Gustaf Neumann wrote:

> When the gzip_cmd is configured, NaviServer keeps track of
> updating the .gz file for the cases the source file is updated.
> There is no burden for the admin. The gzip command is
> called via Tcl "exec", which can in turn be executed via
> nsproxy (see e.g. OpenACS). I took this approach
> over an in-memory variant to avoid memory bloats in
> case huge gzip files should be compressed. Note that
> the compression overhead is typically just a one-time
> operation. The website maintained defines, what
> files should be sent gzipped by compressing these
> once.

I think there's a potential security hole here.  I didn't come up with a 
proper exploit, but if a user can get control of a filename (e.g., if 
there is an ability to upload files), then an arbitrary string could get 
passed to the exec command, including but not limited to [] (which would 
let tcl do commmand expansion) or spaces (which could cause the filename 
to be interpreted as multiple words and hijack the exec behavior).
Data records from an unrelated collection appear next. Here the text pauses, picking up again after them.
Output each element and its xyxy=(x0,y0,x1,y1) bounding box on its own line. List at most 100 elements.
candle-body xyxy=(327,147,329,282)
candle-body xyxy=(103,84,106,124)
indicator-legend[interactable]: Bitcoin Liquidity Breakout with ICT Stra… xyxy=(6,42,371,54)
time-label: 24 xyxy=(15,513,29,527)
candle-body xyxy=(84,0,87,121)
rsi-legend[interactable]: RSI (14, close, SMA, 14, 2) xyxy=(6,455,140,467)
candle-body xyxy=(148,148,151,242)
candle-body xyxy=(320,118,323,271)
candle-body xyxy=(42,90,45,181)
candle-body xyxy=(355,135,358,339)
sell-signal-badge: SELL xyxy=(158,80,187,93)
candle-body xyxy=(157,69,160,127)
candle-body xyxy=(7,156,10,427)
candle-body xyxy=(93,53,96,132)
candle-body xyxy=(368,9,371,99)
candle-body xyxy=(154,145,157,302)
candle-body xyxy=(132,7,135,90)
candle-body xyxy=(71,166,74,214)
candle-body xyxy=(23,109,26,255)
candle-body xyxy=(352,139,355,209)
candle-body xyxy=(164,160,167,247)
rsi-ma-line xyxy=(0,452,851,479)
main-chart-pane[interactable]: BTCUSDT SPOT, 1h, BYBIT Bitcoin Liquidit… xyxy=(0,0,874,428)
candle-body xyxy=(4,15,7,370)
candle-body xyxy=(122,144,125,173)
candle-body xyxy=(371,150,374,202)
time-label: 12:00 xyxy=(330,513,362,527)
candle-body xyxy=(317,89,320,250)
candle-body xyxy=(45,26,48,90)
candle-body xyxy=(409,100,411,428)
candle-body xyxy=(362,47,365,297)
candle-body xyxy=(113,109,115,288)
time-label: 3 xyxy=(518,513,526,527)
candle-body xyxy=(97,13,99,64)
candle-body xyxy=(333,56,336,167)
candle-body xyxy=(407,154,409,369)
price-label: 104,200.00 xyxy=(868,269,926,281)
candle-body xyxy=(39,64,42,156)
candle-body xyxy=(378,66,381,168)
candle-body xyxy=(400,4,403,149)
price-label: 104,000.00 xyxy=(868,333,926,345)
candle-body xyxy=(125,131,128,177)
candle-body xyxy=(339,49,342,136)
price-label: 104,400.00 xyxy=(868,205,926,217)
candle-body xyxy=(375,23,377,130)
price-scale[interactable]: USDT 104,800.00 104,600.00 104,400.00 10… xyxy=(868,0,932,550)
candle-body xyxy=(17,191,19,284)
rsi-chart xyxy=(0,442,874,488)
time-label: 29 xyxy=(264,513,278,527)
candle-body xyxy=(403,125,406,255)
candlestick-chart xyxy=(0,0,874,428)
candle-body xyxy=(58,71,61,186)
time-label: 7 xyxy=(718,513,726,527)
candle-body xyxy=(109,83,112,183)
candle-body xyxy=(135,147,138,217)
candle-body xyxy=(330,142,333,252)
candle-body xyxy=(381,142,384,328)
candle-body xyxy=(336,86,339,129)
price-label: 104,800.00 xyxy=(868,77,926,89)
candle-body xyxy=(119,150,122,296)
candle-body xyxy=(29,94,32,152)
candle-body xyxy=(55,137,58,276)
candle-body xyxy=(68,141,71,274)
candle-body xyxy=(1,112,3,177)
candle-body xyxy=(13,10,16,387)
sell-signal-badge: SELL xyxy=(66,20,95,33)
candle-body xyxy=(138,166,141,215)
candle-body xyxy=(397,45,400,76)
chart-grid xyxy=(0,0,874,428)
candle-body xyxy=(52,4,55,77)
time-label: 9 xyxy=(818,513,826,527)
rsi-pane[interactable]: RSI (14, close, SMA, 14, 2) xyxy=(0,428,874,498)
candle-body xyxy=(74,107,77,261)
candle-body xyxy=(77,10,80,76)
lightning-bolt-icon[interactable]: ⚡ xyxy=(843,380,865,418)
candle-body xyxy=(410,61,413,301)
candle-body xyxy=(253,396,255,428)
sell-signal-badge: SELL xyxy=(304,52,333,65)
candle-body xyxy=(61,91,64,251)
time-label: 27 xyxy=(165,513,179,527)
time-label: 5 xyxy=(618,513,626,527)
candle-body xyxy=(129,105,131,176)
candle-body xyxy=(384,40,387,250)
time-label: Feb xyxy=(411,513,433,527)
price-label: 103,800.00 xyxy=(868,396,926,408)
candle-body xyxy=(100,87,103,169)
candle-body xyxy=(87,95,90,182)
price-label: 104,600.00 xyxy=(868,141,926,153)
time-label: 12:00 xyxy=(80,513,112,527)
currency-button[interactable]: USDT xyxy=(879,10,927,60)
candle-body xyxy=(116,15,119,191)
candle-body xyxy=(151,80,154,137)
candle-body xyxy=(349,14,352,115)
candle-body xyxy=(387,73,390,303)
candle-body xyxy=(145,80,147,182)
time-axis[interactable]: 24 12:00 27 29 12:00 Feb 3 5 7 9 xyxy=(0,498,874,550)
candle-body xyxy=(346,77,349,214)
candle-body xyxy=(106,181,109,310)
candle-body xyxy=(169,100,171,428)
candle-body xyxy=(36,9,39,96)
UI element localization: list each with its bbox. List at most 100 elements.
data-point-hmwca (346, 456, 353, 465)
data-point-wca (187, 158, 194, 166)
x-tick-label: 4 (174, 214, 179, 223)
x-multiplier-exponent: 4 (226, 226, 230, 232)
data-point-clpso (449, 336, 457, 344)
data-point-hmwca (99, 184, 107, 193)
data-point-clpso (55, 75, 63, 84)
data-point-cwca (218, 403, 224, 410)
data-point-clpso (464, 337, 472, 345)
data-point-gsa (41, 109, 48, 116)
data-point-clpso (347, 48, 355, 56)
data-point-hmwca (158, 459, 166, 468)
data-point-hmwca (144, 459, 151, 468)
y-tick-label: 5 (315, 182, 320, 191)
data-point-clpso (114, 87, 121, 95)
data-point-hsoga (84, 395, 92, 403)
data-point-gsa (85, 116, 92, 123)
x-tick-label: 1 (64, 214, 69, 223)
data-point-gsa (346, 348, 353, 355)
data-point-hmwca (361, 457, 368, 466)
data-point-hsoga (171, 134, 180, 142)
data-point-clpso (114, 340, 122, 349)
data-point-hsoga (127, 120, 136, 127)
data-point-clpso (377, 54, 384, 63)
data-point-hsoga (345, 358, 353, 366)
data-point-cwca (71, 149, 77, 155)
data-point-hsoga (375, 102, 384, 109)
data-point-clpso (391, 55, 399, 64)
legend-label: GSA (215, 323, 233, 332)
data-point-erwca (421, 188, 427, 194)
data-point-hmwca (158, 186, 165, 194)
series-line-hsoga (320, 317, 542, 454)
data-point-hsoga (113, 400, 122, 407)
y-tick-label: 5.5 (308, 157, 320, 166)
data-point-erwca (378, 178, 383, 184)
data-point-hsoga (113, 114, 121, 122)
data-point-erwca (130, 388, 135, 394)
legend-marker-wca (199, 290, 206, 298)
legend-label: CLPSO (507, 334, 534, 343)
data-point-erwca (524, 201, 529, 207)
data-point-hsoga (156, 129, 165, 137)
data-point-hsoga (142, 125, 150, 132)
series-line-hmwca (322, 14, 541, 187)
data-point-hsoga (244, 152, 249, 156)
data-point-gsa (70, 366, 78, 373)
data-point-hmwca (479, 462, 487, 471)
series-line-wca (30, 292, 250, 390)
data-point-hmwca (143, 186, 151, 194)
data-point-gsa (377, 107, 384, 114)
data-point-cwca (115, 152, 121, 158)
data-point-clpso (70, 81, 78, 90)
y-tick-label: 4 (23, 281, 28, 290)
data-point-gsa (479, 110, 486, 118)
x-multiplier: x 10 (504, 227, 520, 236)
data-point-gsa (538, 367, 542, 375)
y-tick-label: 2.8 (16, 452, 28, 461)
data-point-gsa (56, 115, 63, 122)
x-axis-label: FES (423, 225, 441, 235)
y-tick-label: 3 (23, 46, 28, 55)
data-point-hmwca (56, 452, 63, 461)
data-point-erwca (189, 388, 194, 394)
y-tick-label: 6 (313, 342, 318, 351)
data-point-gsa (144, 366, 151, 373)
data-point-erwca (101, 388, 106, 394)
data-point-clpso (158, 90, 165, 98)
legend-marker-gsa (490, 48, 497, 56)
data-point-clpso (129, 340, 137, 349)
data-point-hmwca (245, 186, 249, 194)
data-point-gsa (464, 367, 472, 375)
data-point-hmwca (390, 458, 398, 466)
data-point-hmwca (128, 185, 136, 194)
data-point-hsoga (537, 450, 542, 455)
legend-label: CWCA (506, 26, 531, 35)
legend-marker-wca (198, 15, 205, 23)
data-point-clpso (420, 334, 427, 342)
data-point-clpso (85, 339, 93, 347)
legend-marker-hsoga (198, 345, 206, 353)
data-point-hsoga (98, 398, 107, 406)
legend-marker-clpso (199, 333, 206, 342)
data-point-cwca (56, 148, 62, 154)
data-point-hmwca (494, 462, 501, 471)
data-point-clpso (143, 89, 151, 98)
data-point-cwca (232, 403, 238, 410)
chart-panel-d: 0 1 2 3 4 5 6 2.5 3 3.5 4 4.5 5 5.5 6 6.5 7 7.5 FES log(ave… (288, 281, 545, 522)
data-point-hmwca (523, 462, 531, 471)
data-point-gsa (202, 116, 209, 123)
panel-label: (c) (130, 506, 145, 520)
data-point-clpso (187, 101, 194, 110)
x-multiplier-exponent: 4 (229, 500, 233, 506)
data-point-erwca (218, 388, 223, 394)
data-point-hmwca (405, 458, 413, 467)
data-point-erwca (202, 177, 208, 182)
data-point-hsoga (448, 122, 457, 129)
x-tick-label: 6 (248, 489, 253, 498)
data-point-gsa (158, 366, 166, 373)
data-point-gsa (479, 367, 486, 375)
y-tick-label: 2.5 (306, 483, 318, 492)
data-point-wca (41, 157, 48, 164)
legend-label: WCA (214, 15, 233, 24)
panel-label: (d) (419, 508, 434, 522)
Using Tcl_DStringAppendElement instead of Tcl_DStringAppend should 
prevent this, as it will force the filename to be a proper list element.

Alternately, it would be more flexible to change the definition of the 
zipCmd to be a tcl command that is passed the filename and zipfile name, 
e.g.,  "gzip_cmd file file.gz", with the tcl definition of gzip_cmd 
choosing how to handle it, whether by exec or compressing in-process 
(e.g., with 'zlib compress'), or choosing based on the file size.